Next, I cut out holes for the bones and organs. It was difficult cutting up my nicely painted cat!




Next, I used cardboard to build little forms to keep the pieces from wandering away from the holes through which the player removes them.




Here are the game pieces in place with the lid closed.




I used half inch copper tape to line the edges of the holes. I also used a piece of telephone wire with the insulation stripped off under each of the pieces of copper tape.




I built storage areas for the game pieces and the chopsticks.




The wires from the holes in the board are routed out the side. Everything maps to the space bar through the MaKey MaKey, so I just clip an alligator clip onto the bundle of wires, the ends of which I stripped of insulation.




With everything in place the game can be connected to the MaKey MaKey and along with the laptop running Scratch and my project, one can play Operation!




I tested it with my fifth grade students. We all agreed that the bones and organs were too large and too difficult to remove without triggering Scratch to remove health points, turn the cat green, and make a sound. I made some smaller bones and organs with Sugru.




The fifth graders are now building smaller-scale versions of Operation games using repurposed cereal boxes. Some used an LCD projector to trace their image. Others free-hand drew the design.












Additionally, a student showed us how she learned to convert chopsticks into tweezers using the paper in which the chopsticks are wrapped and a rubber band. While some students worked on the boxes others worked on creating their wired chopsticks that will connect to the MaKey MaKey.




One group is ahead of the others in building their Operation game. They cut holes in their box from which players will remove the pieces. We are building the student versions of the game with removeable "motherboards." Here a student is tracing the holes cut in the box onto the motherboard. They will use the tracing for the little forms to keep the pieces from wandering away from the holes through which the player removes them.



They glued the forms to the motherboard.


We glued some ribs to the bottom of the motherboard. This elevates the motherboard so the player does not have to reach too deep into the box with the chopsticks.



The group is ready to wire up their motherboard, put foil in the forms, and construct their Scratch project!



The students behind the Homer Simpson Operation game continued working on their motherboard. They wired the board with quarter inch copper tape, making sure the tape extended inside the forms so it had good contact with the foil with which they would line the forms. 



The foil was cut into circles for the bottom of the forms and strips for the side. The students used a glue stick to apply the foil to the forms.



This group was very detail oriented and took time and care lining their forms with foil. However, I knew that we could iterate on this part of the design and perhaps come up with a quicker build for the other groups.

In the first class I suggested the students use the forms, before they are hot-glued to the motherboard, to trace onto aluminum foil the shapes for the bottom of the form area.

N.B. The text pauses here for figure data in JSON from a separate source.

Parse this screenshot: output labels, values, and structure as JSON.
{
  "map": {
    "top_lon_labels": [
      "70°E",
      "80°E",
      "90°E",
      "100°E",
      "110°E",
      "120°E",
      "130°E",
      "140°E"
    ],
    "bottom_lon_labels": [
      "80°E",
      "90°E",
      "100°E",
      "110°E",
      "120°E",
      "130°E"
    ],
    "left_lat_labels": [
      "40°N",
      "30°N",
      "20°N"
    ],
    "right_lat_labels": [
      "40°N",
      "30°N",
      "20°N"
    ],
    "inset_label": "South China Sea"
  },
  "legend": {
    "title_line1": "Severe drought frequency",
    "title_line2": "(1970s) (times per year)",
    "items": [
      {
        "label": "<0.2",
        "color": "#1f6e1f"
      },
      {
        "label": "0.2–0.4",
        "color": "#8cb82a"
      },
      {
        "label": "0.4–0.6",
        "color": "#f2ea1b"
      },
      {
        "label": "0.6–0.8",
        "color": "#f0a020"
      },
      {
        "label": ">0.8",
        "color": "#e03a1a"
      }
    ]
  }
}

They would then use a glue stick to glue the foil to the motherboards.


With the foil base of the form in place they could stick the copper tape to the motherboard so the MaKey MaKey could clip onto the motherboard.


Once that was done they lined the forms with strips of aluminum foil.

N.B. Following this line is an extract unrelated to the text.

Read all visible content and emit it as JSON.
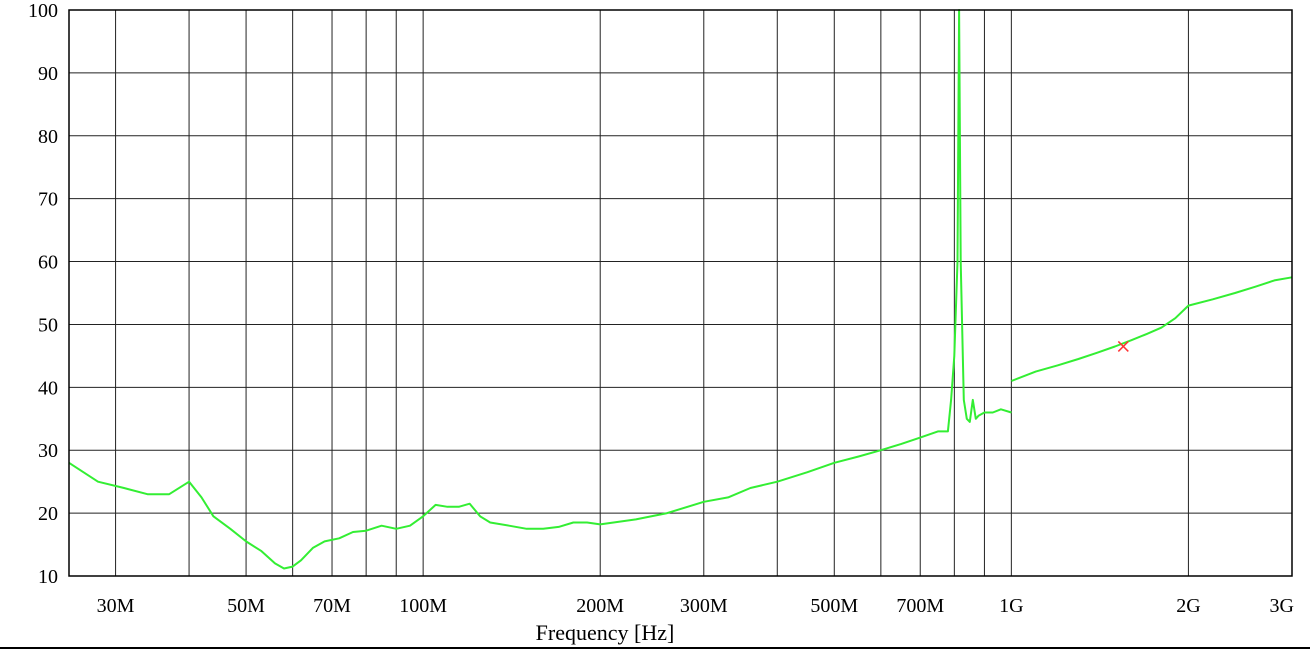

They hot-glued the forms to the motherboard. It was easier to work with the foil before gluing the forms to the motherboard and greatly expedited this part of the build.

In the other class I suggested that the students should put down their copper tape leads first.



Afterwards they followed the same course as the other class, putting the foil bottoms onto the board, lining their forms, and gluing the forms to the board.



Students made the bones and organs (and in Homer Simpson's case, a donut) from Sugru. It is easy to work with but I find it dries out in the packaging way too easily.


Meanwhile, a couple groups got their Scratch projects together. Their projects should have a visual feedback and an audio feedback if the player touches the foil with the chopsticks.



In the process the students learned how to import images into the Scratch Costume area and import .wav or .mp3 files into the Scratch Sounds area. Some students are making the character change colors when MaKey MaKey detects the circuit being closed, while another group makes the character gradually shrink each time the player touches the foil.

One group tested their motherboard with the software. I pointed out prior to their testing that none of us had actually tested to see if the copper tape and aluminum foil motherboards would work. My model was different then theirs. It was a relief to see that it worked!


Each game is different with the same underlying motherboard design. The Scratch projects work the same way, too, utilizing the MaKey MaKey to read a "key press," but each project reflects the young makers' personalized design.